The measured molecular X, Y, and Z coordinates were exported into a .txt file for analysis in MATLAB. Processed iPALM datasets included the coordinates of fluorescent molecules localized in FAs and the surrounding cytoplasm as well as auto-fluorescent molecules inside and outside the cells. To quantify the spatial distribution of the proteins specifically residing within individual FA regions, we manually segmented FAs from the top-view X-Y iPALM images such that each rectangular ROI contained a single FA and the immediately adjacent space. For each individual FA, the vertical Z coordinates contained in the ROI was plotted in a 1nm binned histogram. As described previously⁴, in addition to the main peak representing molecules in the FA, each histogram contained a smaller peak of auto-fluorescent molecules from the substrate surface. We determined the centre vertical positions (Z-centre) and width parameter (σ) of each peak using a Guassian fit. We subtracted the coverslip Z-centre from the FA Z-centre, so that FA Z-centre measurements represent the distance from the local coverslip. We previously found that integrin cytoplasmic tails are ~25–30nm above the coverslip and the FAs extend ~150nm above the coverslip⁴. Therefore, molecules with X–Y coordinates within the ROI and Z coordinates between 25–150 nm above the local coverslip Z-centre were considered “FA-associated”. For each ROI, we calculated the median Z-position of FA-associated molecules and subtracted the coverslip Z-centre from this value to obtain the Z-median relative to the coverslip. Finally, for each segmented FA we calculated the percent of FA-associated molecules in each of the defined FA layers (ISL: 25–54nm, FTL: 55–84nm, ARL: 85–150nm). Thus, we are able to calculate the Z-centre, Z-median, and Z-distribution for each individual FA in the cell.
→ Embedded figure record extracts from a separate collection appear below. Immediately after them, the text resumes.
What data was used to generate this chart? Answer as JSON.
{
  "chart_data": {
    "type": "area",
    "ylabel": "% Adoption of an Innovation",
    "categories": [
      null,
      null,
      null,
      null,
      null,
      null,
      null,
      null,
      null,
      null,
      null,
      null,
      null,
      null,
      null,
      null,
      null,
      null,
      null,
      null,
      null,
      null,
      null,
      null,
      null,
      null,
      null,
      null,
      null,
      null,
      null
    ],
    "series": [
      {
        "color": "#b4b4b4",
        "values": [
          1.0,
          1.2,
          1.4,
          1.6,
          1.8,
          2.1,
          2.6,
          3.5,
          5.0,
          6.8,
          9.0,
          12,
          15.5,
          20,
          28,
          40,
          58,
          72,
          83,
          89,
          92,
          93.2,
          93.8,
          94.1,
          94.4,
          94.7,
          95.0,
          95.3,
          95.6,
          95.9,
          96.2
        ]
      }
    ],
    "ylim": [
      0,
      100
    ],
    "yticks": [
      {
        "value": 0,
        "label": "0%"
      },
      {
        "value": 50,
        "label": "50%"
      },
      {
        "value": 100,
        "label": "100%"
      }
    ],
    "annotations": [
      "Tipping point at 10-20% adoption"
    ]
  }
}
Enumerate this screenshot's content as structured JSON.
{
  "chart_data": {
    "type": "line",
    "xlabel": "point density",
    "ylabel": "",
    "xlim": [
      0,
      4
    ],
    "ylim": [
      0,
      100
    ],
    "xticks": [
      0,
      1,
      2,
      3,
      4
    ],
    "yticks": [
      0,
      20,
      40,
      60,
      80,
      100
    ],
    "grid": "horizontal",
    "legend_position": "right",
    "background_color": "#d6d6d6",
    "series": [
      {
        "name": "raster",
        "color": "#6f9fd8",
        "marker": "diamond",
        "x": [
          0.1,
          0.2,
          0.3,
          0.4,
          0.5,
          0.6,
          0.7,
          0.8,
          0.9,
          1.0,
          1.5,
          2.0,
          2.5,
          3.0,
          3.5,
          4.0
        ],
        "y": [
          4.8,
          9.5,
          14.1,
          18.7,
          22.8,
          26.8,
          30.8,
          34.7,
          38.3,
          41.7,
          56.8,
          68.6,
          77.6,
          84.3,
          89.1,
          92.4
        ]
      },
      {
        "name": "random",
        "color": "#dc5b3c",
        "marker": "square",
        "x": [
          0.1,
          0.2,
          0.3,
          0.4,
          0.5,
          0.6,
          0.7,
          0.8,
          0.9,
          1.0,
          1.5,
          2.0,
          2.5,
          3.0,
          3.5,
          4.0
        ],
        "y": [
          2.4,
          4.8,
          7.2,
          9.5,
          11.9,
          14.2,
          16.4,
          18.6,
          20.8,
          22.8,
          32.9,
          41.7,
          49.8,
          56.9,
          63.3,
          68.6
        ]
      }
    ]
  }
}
To compare different conditions, we calculated the average Z-median, average Z-distribution and average percent of molecules in each FA layer, and we computed 95% confidence intervals by resampling our datasets 10,000 times using the Bootstrapping method. Confidence intervals are displayed as error bars on bar graphs or as lightly shaded regions on the average Z-distribution plots.

Statistical analysis

Differences between iPALM Zmedian, percent localization to each layer, and mean FRET ratios were determined by an analysis of variance (ANOVA) followed by Tukey post-hoc anlaysis and differences were considered significant at p<0.05. Average iPALM Z-distributions were statistically compared using a two-sample Kolmogorov-Smirnov test. Unless otherwise stated, all data are presented as mean ± 95% confidence interval of the mean.